1042, calculating calculation results of all starting points of the measuring points according to a preset rule;

and 1043, obtaining the PPK calculation result of the measuring point and the reliability of the PPK calculation result according to the calculation results of all the starting points of the measuring point and the fixed result in the calculation results.

The higher the reliability is, the higher the weight is corresponding to the PPK calculation result.

Specifically, step 1043 includes:

Specifically, step 1043 includes: the method comprises the following steps:

In other embodiments, step 104 comprises:

The above steps may be specifically included after step 1043.
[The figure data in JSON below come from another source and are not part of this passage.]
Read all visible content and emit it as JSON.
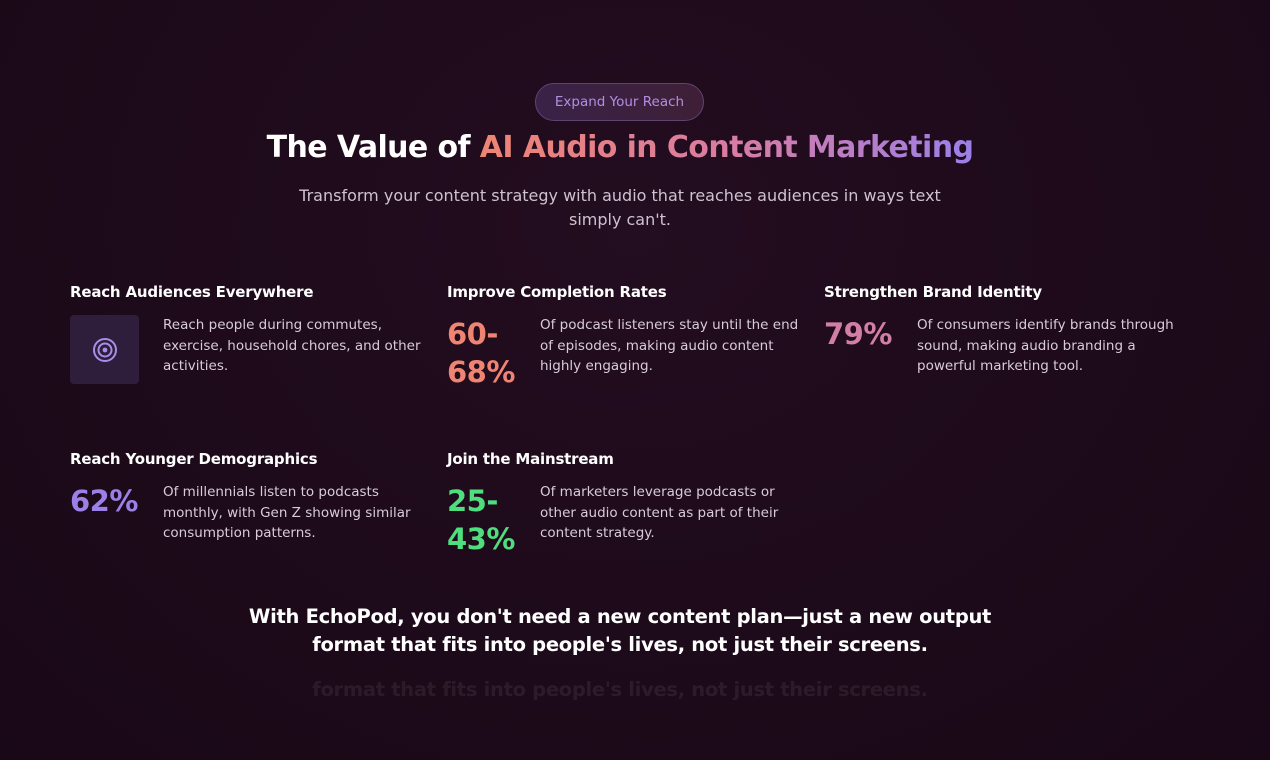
{
  "badge": {
    "label": "Expand Your Reach"
  },
  "hero": {
    "title_plain": "The Value of ",
    "title_highlight": "AI Audio in Content Marketing",
    "subtitle": "Transform your content strategy with audio that reaches audiences in ways text simply can't."
  },
  "cards": [
    {
      "title": "Reach Audiences Everywhere",
      "icon": "target-icon",
      "description": "Reach people during commutes, exercise, household chores, and other activities."
    },
    {
      "title": "Improve Completion Rates",
      "stat": "60-68%",
      "description": "Of podcast listeners stay until the end of episodes, making audio content highly engaging."
    },
    {
      "title": "Strengthen Brand Identity",
      "stat": "79%",
      "description": "Of consumers identify brands through sound, making audio branding a powerful marketing tool."
    },
    {
      "title": "Reach Younger Demographics",
      "stat": "62%",
      "description": "Of millennials listen to podcasts monthly, with Gen Z showing similar consumption patterns."
    },
    {
      "title": "Join the Mainstream",
      "stat": "25-43%",
      "description": "Of marketers leverage podcasts or other audio content as part of their content strategy."
    }
  ],
  "colors": {
    "stat_orange": "#ef8472",
    "stat_pink": "#d27fa3",
    "stat_purple": "#9b80e8",
    "stat_green": "#4ede7e",
    "icon_accent": "#a98ee8"
  },
  "closing": {
    "text": "With EchoPod, you don't need a new content plan—just a new output format that fits into people's lives, not just their screens.",
    "ghost_text": "format that fits into people's lives, not just their screens."
  }
}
Wherein, use the starting point of first fixed result as the starting point forward calculation adjacent starting point's PPK solution result in proper order until obtaining the starting point of the fixed result of predetermined quantity, include:

The measuring method comprises the following steps:

a user configures related parameters of a mobile station quasi-real-time PPK resolving engine through a command, wherein the related parameters comprise starting time, filtering direction and calculating times;

While specific embodiments of the invention have been described above, it will be appreciated by those skilled in the art that these are by way of example only, and that the scope of the invention is defined by the appended claims. Various changes and modifications to these embodiments may be made by those skilled in the art without departing from the spirit and scope of the invention, and these changes and modifications are within the scope of the invention.

Claims

1. A surveying method for GNSS for a surveying system including a reference station and at least one rover station including an inbuilt memory, an RTK solution engine and a PPK solution engine, the surveying method comprising:

2. The measurement method according to claim 1, wherein the determining whether the RTK solution result satisfies a preset condition includes:

3. The measurement method of claim 2, wherein the invoking the PPK solution engine to perform PPK solution at the measurement point to obtain PPK solution results comprises:

4. The measurement method according to claim 3, wherein the rover station acquires the positioning information of the measurement point based on the RTK solution and the PPK solution, comprising:

5. A measuring method according to claim 3, wherein the time duration between adjacent starting points is a fixed value, and the preset rule comprises:

6. The measurement method according to claim 5, wherein the obtaining of the reliability of the PPK solution result and the PPK solution result of the measurement point according to the solution results of all the starting points of the measurement point and a fixed result of the solution results comprises:

7. The measurement method of claim 3, wherein the invoking the PPK solution engine to perform PPK solution at the measurement point to obtain a PPK solution result comprises:

acquiring a PPK calculation result of the measuring point according to the calculation results of all starting points with fixed results;

8. The measurement method according to claim 4, characterized in that the measurement method comprises:

9. Surveying system for GNSS characterized in that it is adapted to implement the surveying method according to any of claims 1 to 8, the surveying system comprising a reference station and at least one mobile station.

10. An RTK receiver for a reference station and/or a rover station in a surveying system as claimed in claim 9.